Le président démocrate a menacé le régime syrien de Bachar al-Assad de le « tenir responsable d’avoir recours à des armes chimiques ou de les passer à des terroristes, » ajoutant que s’il y avait des preuves que de telles armes ont été utilisées cela « changerait la règle du jeu ».

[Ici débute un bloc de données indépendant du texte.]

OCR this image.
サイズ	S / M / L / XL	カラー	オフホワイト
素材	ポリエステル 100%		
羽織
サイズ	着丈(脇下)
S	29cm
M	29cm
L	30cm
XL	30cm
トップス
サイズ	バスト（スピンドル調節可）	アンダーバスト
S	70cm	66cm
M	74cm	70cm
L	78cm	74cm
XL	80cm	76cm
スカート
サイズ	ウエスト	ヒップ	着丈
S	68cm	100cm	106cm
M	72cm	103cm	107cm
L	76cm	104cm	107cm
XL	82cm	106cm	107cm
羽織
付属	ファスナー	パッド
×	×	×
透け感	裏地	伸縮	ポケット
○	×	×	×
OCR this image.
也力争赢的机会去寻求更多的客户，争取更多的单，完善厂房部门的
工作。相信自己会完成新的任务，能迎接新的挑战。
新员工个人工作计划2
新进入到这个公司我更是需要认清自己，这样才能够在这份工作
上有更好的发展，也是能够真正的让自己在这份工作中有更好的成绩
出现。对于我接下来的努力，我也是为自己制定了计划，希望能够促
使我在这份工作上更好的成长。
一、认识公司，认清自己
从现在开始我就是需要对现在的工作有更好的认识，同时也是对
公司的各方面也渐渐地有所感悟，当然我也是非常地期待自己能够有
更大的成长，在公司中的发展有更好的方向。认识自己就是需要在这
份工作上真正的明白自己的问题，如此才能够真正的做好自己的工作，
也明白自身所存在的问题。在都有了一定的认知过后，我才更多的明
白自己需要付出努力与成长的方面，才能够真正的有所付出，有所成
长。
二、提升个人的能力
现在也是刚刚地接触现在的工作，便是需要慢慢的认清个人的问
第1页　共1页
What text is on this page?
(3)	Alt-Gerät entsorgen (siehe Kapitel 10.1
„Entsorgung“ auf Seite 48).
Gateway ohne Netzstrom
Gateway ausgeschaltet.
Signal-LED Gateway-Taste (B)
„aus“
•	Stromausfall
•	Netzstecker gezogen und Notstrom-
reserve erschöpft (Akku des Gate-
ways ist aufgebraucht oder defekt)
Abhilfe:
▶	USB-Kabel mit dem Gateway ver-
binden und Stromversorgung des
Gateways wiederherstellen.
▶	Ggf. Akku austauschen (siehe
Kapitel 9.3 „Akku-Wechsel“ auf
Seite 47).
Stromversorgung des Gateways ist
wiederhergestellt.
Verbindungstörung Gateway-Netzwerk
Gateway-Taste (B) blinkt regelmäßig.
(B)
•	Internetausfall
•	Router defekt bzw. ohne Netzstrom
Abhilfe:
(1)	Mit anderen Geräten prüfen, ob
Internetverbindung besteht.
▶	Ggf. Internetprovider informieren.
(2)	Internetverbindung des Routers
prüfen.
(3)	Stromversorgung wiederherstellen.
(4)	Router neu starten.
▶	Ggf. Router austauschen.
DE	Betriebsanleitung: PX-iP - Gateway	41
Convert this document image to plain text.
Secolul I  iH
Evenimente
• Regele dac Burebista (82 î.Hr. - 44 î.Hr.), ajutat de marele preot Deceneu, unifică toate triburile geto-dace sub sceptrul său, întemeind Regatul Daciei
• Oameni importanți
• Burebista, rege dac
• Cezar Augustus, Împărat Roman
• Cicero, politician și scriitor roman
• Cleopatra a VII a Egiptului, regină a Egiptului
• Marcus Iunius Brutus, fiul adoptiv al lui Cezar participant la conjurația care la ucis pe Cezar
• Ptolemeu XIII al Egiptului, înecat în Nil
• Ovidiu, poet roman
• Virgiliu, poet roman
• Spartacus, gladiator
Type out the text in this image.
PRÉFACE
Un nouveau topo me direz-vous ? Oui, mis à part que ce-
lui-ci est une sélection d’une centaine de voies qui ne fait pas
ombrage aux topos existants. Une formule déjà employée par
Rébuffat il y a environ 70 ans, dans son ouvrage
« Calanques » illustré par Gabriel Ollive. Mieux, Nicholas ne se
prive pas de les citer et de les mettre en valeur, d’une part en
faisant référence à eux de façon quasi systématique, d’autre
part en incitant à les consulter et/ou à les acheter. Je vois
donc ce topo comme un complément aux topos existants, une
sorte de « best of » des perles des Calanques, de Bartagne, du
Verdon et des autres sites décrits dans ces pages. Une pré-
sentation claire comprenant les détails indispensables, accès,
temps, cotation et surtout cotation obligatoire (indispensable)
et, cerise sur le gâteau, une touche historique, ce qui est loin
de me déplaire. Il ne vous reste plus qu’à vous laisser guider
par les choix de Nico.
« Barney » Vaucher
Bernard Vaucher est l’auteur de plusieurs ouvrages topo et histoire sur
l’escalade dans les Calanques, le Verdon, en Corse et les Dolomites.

Sur l’Iran, Obama a réitéré son serment « d’empêcher ce pays d’avoir une arme nucléaire » et que « toutes les options étaient sur la table, » tout en reconnaissant le « droit » à Israël d’agir unilatéralement contre l’Iran. Il « n’y a pas beaucoup de différence » entre les Etats-Unis et Israël au sujet de l’Iran, a-t-il dit.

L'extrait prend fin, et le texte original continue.